一瞬の出来事で、頭が真っ白になって、しばらく動けないでいた。

やがて、彼女の方から、静かに唇を離していった。

健人「えっと……?」

????「ずっと探してたんだ。長い間」

健人「えっ? えっ?」

彼女の不意な言葉に、ドギマギしてしまった。

少なくとも、俺は彼女のことを知らない。

なのに、そういう事をとっさに言われたら、誰だってビックリする。

そんな俺の心の声が届いていないのか、彼女は笑顔になる。

????「キミは覚えていないかもしれないけど、のぞみはずっと探してたんだよ。とても長い間、ね」

彼女は、先ほどつぶやいた言葉と同じモノを繰り返す。

その顔は、懐かしいものをみるような、穏やかな顔だった。

????「覚えていないだろうから、話しておくね」

そう言った彼女の目は、更に柔和さを帯びていく。

それは、見る人を安心させるかのように。

希未「私は星野尾希美ほしのおのぞみ。貴方を探して、そして見つけたの」

彼女はそう言うと、ニッコリと微笑んだ。

……訳がわからない。

俺にはこんな気さくに話しかけてくれる女の子なんていない。

ましてや、キスしてくるなんて、生まれてこの方あった試しがない。

そう思えば思うほど、彼女が訝しく思われてならない。

だが、このように柔らかな笑顔を見せられて、気を悪くする男がいるだろうか。

ここで彼女を追い出すのも、彼女にとっても悪いだろう。

だから、俺も彼女へ自己紹介を行った。

健人「俺は崎山健人だ。キミは俺の事を知ってるみたいだけど、俺はキミの事は知らない」

希未「うん、それでいいの」

健人「はぁ……?」

希未「それでいいんだよ、健人くん。のぞみは貴方に会えただけで、良いんだから」

相変わらず、笑みを絶やさない。

その微笑む姿を見るだけで、何故だか気分が落ち着くような感じがする。

……っと、そうじゃない。呆けている場合じゃない。

とにかく、この来訪者と一緒にずっといる訳にはいかない。

何しろ、俺は今から大学へ講義を受けに行くのだから。

少し冷静になった俺は、ふと自分の身なりを確認した。

――――あ。

肌着とトランクス一丁という、何とまぁラフなスタイルだこと。

健人「ちょ、ちょっと向こう向いていてくれよ!」

と、いそいそと服を羽織る俺だったが、遅きに失した感は否めない。

トランクス姿で女の子とキスされてたなんて、間違ってもツレ達には言えない。死んでも言えない。

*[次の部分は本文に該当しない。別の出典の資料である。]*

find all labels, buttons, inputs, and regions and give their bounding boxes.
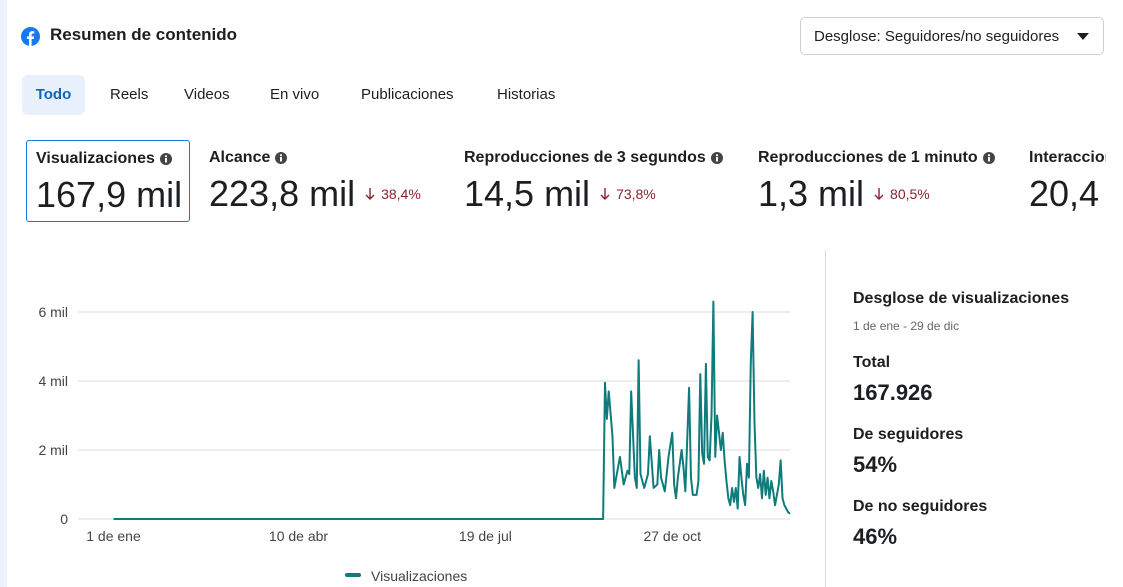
- metric-value: 1,3 mil: [758, 173, 865, 214]
- metric-change: 38,4%: [381, 186, 421, 202]
- legend-label: Visualizaciones: [371, 568, 467, 584]
- metric-value: 14,5 mil: [464, 173, 591, 214]
- info-icon: [710, 152, 723, 164]
- metric-card[interactable]: Interacciones 20,4: [1029, 140, 1106, 222]
- facebook-icon: [21, 27, 40, 46]
- tab[interactable]: Videos: [184, 86, 230, 103]
- y-tick-label: 0: [60, 511, 68, 527]
- info-icon: [982, 152, 995, 164]
- breakdown-label: De seguidores: [853, 426, 964, 443]
- breakdown-dropdown[interactable]: Desglose: Seguidores/no seguidores: [800, 17, 1104, 55]
- metric-label: Reproducciones de 1 minuto: [758, 149, 978, 166]
- tab[interactable]: Reels: [110, 86, 149, 103]
- x-tick-label: 27 de oct: [643, 528, 701, 544]
- metric-label: Visualizaciones: [36, 150, 155, 167]
- breakdown-title: Desglose de visualizaciones: [853, 290, 1070, 307]
- metric-change: 73,8%: [616, 186, 656, 202]
- metric-card[interactable]: Reproducciones de 1 minuto 1,3 mil 80,5%: [758, 140, 1023, 222]
- metric-card[interactable]: Alcance 223,8 mil 38,4%: [209, 140, 459, 222]
- metric-card[interactable]: Reproducciones de 3 segundos 14,5 mil 73,…: [464, 140, 754, 222]
- dropdown-label: Desglose: Seguidores/no seguidores: [814, 28, 1060, 45]
- tab[interactable]: Publicaciones: [361, 86, 454, 103]
- y-tick-label: 2 mil: [38, 442, 68, 458]
- x-tick-label: 1 de ene: [86, 528, 141, 544]
- info-icon: [159, 153, 172, 165]
- metric-change: 80,5%: [890, 186, 930, 202]
- y-tick-label: 4 mil: [38, 373, 68, 389]
- metric-label: Reproducciones de 3 segundos: [464, 149, 706, 166]
- line: [113, 300, 791, 520]
- breakdown-value: 46%: [853, 524, 898, 549]
- divider: [825, 250, 826, 587]
- breakdown-label: De no seguidores: [853, 498, 988, 515]
- down-arrow: [365, 188, 375, 200]
- tab[interactable]: En vivo: [270, 86, 320, 103]
- breakdown-value: 167.926: [853, 380, 933, 405]
- page-title: Resumen de contenido: [50, 25, 238, 44]
- info-icon: [275, 152, 288, 164]
- tab[interactable]: Todo: [22, 75, 85, 115]
- breakdown-value: 54%: [853, 452, 898, 477]
- down-arrow: [874, 188, 884, 200]
- x-tick-label: 10 de abr: [269, 528, 328, 544]
- chart: 0 2 mil 4 mil 6 mil 1 de ene 10 de abr 19 de j…: [38, 300, 791, 584]
- metric-value: 223,8 mil: [209, 173, 356, 214]
- x-tick-label: 19 de jul: [459, 528, 512, 544]
- caret: [1077, 33, 1089, 40]
- metric-label: Interacciones: [1029, 149, 1106, 166]
- metric-value: 167,9 mil: [36, 174, 183, 215]
- legend-swatch: [345, 573, 361, 577]
- down-arrow: [600, 188, 610, 200]
- side-strip: [0, 0, 7, 587]
- breakdown-label: Total: [853, 354, 891, 371]
- metric-card[interactable]: Visualizaciones 167,9 mil: [26, 140, 190, 222]
- breakdown-date: 1 de ene - 29 de dic: [853, 319, 960, 333]
- y-tick-label: 6 mil: [38, 304, 68, 320]
- metric-value: 20,4: [1029, 173, 1100, 214]
- metric-label: Alcance: [209, 149, 271, 166]
- tab[interactable]: Historias: [497, 86, 556, 103]
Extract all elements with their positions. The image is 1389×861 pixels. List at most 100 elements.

そんな事を考えながら服を着ている俺の姿を、彼女はきょとんと見つめている。

うぅ、何なんだこの娘は……。

そのなんとも言えない目線に耐えながら、俺は着替えを済ませた。

健人「ということで、そろそろ出る」

希未「えっ、どこへ行くの?」

健人「俺はこれから大学の講義があるの。キミも親御さんか誰かいるだろう? 早く家に帰った方が良いよ」

そう言い、俺はカバンを掴んで玄関へ向かった。


彼女が勢い良く開けたせいか、玄関は開けっ放しになっていた。

うわ、ひょっとしたら俺のトランクス一丁姿誰かに見られたかも。

そして、女の子とのキス――――。

考えただけで目眩がする。

希未「ちょ、ちょっと待ってよ」

希未と名乗った女の子が、俺の後を追いかけてきた。

彼女の姿をきちんと見るのは、これが初めてだった。

長い黒髪をたたえ、そして平均的な女の子の身長・体付きを要している。

顔はどちらかと言うと幼さが抜けていないが、目鼻立ちがしっかりして、見る人を惹きつける顔付きだと感じる。

特徴は、その目だった。

カラーコンタクトを入れているのか判らないが、赤い目をしている。

また、身長に比べて胸の膨らみが少し大きめに思えた。

そういった特徴から、どこか日本人離れしている姿をしている。

彼女を見るなら、誰もが振り返って見そうな、そんな容姿をしていた。

健人「…………っ」

希未「どうかした?」

健人「い、いや。何も」

希未「変なの」

その容姿に見とれてしまった、と言ったら言い過ぎなのだろうか。

それほど、俺の好みにピッタリ来る女の子だったのだ。